Yes, of course, ideals and principles are important. So too are tenets of belief, lofty ambitions, standards, ethics, doctrines and codes of conduct.
Goodness knows the UN is ripe with all of the above — and then some.
It’s just that people matter. Real people, not just those who stroll the corridors of 760 United Nations Plaza, New York, New York attending terribly important meetings and top level conferences.
If ever we needed confirmation of just how little real people — like those being slaughtered on a daily basis in Syria — figure in the provenance of the United Nations, and June 25 provides a stellar example.
The entire UN will pause to congratulate itself and its members on excellence in public administration.
In recognition of something called the United Nations Public Service Day, bureaucrats representing 44 public organizations from 29 countries will receive international recognition for excellence in civil affairs.
No less a venue than the General Assembly Hall will be devoted to handing out these honours in recognition of the United Nations Public Service Awards (UNPSA), which celebrates a 10th anniversary in 2012 (who knew?).
A total of 471 nominations from more than 80 United Nations member states were received in 2012.
The winners are: First place — Bahrain, Bosnia and Herzegovina, Brazil, Dominican Republic, India, Lebanon, Malaysia, Mauritius, Mexico, Republic of Korea, Senegal, South Africa, Spain, Thailand, Turkey, United Arab Emirates and the United States.
In second place — Australia, Canada, Egypt, Georgia, Grenada, India, Kenya, Mexico, Morocco, Oman, Republic of Korea, Rwanda, Singapore, Slovenia, Spain, Switzerland, Thailand, and Turkey.
No doubt it will be a gala event as the UN turns over its main meeting hall for bureaucrats from all over the world to gather and high five each other on, well, being bureaucrats.
All while the utter human carnage in Syria continues unabated.

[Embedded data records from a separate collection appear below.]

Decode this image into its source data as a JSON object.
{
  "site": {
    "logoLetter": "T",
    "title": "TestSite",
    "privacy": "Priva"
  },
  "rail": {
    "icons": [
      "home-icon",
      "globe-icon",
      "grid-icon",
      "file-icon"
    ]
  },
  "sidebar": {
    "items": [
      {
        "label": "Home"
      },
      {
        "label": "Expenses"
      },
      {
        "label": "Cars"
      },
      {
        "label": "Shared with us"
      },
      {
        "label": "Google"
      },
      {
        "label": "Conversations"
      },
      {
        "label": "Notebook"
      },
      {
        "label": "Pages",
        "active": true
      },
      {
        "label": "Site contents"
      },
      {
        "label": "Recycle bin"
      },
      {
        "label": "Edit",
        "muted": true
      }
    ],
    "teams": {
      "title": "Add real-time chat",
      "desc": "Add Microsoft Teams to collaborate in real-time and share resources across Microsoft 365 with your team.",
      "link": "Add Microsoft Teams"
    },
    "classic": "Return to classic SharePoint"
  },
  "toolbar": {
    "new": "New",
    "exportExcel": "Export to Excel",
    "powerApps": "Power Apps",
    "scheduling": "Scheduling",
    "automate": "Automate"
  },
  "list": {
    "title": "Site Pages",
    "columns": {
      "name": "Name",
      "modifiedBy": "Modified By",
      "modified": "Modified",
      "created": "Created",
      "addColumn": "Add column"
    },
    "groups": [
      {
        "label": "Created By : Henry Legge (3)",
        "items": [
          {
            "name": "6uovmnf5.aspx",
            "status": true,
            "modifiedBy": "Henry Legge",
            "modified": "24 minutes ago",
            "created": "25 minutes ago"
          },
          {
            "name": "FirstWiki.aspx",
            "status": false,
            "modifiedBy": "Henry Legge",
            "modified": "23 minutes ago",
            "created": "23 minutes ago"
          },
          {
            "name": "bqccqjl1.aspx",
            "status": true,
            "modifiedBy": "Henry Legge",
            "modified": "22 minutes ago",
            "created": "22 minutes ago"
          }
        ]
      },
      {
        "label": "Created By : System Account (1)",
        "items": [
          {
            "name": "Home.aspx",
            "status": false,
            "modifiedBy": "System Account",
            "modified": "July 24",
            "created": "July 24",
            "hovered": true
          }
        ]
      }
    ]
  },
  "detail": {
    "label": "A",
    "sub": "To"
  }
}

Still, noble words have been a favoured tool of the UN since its inception.
It’s just that these days they seem far easier to ignore.
Former secretary-general and Nobel Peace Prize winner Kofi Annan knows this only too well.
Back in February he launched a six-point plan to end the violence in Syria once and for all. Really, he did.
Lots of shuttle diplomacy followed with Annan flying to Damascus for talks with Syria’s President Bashar al-Assad. There were shots of Annan and al-Assad having talks and then more talks about further talks on talks to end the violence.
February turned to March, which turned to May, and then to, well, you get the picture. Nothing but nothing has changed except the scale and the nature of the killing across Syria.
Just as the UN failed in its mandate to protect the people of Rwanda and Bosnia from genocide in the 1990s, so too it is failing Syrians in 2012.
The inescapable reality is that al-Assad will keep the UN’s Kofi Annan talking and talking, all the while killing his own people until he faces military opposition.
That is why the shortest way to end the Syrian crisis is the one US President Barack Obama in full election mode steadfastly resists: military support for the opposition followed by direct NATO intervention.
Anything less than that is just talk… with bloody consequences.